While thinking, she had unconsciously continued slowly along the path to the front door, and even raised her hand to knock.

Now she thought better of it. She ought to find a telephone box and report her theory to Megan.

Or even Scumble, though he would certainly castigate her for wasting his time with her guesswork.

She had started to turn away when the door was flung open.

Donaldson stood on the threshold, a short, tubby, balding man, who always wore a jacket and tie even in the depths of the country in the summer.

Eleanor had always considered his round pink face almost cherubic when he handed over his generous gifts to LonStar.

Now, however, blotched with yellowish green fading bruises, it wore a ferocious scowl.

“You! You’re the woman from that charity shop. It’s all your fault everything’s gone wrong!”

“My fault? I had no idea—”

“You can’t really imagine the police haven’t worked it out by now,” he raved.

“I’m not sticking around to be arrested as an accessory to murder because my idiot of a nephew killed the creep who beat me up!

I’ve got to get away.” He grabbed her wrist and pulled her into the hall.

“I’m going to tie you up and hide you where you won’t be found till after I’ve left the country. ”

Eleanor had no intention of letting that happen.

What if she wasn’t found in time? Her reflexes were slower than they used to be, or she would have reacted the instant he reached for her, but though he was younger, a few inches taller, and heavier, those apparent advantages could be used against him, especially as he was obviously out of shape.

Better still, the way he stood and moved told her he had no training in the martial arts.

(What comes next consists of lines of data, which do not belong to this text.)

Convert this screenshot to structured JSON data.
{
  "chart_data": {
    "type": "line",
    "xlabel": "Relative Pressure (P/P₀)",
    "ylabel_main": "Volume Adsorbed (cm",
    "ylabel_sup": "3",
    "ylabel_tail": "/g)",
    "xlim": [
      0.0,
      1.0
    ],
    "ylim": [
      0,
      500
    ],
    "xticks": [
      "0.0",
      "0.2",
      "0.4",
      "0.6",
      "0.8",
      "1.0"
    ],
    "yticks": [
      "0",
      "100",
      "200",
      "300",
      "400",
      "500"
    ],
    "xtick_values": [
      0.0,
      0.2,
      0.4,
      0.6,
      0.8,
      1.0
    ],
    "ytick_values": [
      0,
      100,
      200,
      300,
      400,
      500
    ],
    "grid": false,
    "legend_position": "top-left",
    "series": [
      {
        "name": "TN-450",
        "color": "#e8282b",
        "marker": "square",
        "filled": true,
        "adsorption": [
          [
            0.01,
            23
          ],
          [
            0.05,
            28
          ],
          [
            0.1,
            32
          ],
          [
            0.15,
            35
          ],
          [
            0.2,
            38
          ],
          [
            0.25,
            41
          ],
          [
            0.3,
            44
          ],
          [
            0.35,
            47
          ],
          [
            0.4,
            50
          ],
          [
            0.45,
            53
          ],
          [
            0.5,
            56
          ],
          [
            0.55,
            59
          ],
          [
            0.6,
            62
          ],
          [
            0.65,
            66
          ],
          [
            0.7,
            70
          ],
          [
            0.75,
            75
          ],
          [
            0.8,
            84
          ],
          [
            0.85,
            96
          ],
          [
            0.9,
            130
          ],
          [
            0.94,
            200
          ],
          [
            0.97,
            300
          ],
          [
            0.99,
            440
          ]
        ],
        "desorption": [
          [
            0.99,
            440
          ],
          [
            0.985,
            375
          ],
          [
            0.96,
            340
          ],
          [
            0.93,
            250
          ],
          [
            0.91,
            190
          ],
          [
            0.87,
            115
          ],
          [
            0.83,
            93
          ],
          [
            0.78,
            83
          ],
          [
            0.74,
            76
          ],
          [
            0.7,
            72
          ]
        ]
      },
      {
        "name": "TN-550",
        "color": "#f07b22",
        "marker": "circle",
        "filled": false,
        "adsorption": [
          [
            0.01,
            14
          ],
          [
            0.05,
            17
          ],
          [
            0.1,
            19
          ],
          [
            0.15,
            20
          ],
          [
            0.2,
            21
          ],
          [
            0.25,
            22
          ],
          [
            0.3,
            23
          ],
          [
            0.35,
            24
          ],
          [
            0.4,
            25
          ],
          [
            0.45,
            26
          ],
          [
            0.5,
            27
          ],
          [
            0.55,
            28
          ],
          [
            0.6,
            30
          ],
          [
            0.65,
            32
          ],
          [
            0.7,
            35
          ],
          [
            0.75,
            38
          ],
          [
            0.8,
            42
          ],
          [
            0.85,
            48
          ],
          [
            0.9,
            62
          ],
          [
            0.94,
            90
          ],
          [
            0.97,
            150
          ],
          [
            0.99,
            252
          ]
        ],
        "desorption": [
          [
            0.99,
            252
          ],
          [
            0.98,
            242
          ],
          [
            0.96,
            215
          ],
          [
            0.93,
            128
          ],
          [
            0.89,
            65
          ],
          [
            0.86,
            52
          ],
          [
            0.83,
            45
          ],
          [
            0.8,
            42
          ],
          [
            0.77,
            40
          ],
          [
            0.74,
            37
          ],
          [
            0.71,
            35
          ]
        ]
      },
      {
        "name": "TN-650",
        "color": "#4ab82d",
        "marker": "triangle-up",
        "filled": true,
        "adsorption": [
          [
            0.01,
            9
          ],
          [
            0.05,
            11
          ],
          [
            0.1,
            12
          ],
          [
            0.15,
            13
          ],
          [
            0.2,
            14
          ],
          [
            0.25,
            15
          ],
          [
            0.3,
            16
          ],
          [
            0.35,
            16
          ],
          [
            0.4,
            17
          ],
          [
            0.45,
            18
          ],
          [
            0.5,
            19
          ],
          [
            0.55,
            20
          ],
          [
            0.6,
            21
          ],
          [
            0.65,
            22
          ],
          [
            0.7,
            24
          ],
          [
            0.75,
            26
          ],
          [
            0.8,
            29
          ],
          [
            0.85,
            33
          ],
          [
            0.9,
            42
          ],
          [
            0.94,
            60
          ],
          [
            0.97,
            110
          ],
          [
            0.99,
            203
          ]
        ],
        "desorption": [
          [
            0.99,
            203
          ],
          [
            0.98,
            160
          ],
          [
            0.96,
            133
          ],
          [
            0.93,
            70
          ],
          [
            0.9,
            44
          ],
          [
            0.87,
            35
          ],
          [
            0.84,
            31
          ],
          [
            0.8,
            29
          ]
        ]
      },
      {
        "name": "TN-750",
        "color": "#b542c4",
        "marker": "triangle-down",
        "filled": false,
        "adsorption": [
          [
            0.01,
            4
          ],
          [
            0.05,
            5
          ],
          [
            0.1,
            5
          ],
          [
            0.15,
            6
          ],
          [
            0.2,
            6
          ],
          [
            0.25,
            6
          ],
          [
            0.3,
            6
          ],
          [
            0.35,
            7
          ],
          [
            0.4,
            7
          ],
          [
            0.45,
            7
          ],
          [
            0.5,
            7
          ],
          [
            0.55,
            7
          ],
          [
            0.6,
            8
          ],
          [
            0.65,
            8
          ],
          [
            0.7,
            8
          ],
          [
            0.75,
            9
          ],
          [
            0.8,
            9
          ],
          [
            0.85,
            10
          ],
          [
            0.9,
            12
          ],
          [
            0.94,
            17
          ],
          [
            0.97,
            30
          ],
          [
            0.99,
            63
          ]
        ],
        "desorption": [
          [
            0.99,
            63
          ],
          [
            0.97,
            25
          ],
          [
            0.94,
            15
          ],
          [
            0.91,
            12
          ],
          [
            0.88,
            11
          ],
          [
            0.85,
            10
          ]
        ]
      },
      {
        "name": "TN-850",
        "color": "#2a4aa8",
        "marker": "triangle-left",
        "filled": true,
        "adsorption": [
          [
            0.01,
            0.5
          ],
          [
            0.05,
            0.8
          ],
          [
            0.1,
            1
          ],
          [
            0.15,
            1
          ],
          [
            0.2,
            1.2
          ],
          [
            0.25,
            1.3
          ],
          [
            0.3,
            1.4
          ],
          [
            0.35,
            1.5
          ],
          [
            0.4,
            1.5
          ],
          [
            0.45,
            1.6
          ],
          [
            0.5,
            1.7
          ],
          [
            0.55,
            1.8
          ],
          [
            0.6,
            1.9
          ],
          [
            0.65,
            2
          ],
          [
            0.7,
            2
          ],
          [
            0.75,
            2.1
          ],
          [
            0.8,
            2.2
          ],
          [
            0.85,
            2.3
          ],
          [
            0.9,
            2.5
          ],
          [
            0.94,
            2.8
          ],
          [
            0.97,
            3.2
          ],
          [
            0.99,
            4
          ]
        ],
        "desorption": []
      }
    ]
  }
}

It was a pity she was wearing a skirt, but it couldn’t be helped. She’d just have to make allowances, to adjust her moves. As all this flashed through her mind, she was already stepping back into hanmi stance, knees bending to drop her centre of gravity—

“Uncle Wilfred!”

Still gripping her wrist, he swung round. “Trevor!”

Two to contend with, one of them young and capable of murder, though he looked more like a scarecrow than ever. Reassessing her tactics—and her chances—Eleanor broke Donaldson’s hold.

“Trevor! I’m so glad you’re here!” Camilla was behind her, blocking the doorway and the only way of escape.